The sounds of a language can be analyzed into a set of distinctive features, based on the way the sounds are produced. The feature “voice” is present when the vocal cords vibrate, so all the vowels and such consonants as b, d, g, v, and z have the feature “voice.” The feature “consonantal” is present when there is some constriction in the air flow, so all the consonants and none of the vowels have the feature “consonantal.”
Are these features found in the words in our mental lexicon? Does GO have both the feature “voice” and the feature “consonantal” for the G and the feature “voice” but not the feature “consonantal” for the O?
To test this question we give people non-words such as SANY and ask them to change the S to make a real word. The change to ZANY should be easy because S and Z differ in just one feature (voicing).
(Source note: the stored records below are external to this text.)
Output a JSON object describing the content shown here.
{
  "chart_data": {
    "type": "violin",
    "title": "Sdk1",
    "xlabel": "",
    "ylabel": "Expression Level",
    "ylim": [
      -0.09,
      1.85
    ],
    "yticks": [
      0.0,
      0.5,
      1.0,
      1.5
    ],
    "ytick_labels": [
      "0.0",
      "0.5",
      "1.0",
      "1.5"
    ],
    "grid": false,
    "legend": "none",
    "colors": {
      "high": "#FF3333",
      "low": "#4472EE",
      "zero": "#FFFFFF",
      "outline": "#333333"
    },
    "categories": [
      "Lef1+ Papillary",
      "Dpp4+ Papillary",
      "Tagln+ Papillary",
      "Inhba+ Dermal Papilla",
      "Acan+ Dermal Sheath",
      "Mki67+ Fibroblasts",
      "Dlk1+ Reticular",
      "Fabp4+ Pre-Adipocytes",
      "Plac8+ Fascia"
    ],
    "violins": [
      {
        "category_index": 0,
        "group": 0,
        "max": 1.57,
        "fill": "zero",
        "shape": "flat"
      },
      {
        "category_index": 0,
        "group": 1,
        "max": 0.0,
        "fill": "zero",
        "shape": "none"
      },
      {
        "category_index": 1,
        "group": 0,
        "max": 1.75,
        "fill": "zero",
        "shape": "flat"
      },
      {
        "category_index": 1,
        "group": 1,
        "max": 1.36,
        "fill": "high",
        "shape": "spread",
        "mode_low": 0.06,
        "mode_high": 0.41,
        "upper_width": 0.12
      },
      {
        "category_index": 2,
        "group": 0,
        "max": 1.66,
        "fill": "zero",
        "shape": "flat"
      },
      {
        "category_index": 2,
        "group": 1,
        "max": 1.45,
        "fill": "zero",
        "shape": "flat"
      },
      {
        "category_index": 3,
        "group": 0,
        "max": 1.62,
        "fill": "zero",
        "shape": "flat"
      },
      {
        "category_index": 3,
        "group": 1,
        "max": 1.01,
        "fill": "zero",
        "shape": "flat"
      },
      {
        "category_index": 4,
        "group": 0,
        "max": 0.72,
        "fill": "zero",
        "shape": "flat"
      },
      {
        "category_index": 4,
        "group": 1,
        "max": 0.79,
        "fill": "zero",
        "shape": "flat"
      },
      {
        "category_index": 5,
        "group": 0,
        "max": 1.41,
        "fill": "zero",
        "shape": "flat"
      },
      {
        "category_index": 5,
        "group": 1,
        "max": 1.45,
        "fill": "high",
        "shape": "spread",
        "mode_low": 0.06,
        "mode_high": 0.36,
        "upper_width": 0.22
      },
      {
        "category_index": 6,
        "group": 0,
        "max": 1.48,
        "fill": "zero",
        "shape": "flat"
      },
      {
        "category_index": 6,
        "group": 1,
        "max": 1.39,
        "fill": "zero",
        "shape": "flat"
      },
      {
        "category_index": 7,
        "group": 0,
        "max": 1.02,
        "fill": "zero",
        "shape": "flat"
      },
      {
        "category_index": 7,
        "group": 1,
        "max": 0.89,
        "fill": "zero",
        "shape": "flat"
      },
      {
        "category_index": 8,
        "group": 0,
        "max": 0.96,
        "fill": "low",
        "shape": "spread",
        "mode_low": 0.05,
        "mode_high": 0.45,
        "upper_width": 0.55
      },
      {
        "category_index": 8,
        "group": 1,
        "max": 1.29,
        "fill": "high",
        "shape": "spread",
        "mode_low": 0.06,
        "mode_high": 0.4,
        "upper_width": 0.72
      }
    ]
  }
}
We also give them another pair such as SUMBER and also ask them to change the S to make a real word. The change to LUMBER is predicted to be harder because S and L differ in four distinctive features.
Adding a suffix to a verb sometimes produces no change in the verb, e.g., TREAT + MENT = TREATMENT. Other suffixes can produce a big change in the verb, e.g., DECIDE + ION = DECISION. The I vowel changes its pronunciation, the second D changes its pronunciation, the second D moves out of the second syllable and into the third, and more. Our hypothesis is that the more changes there are, the harder it is to process the suffixed form. The project has special implications for the study of reading.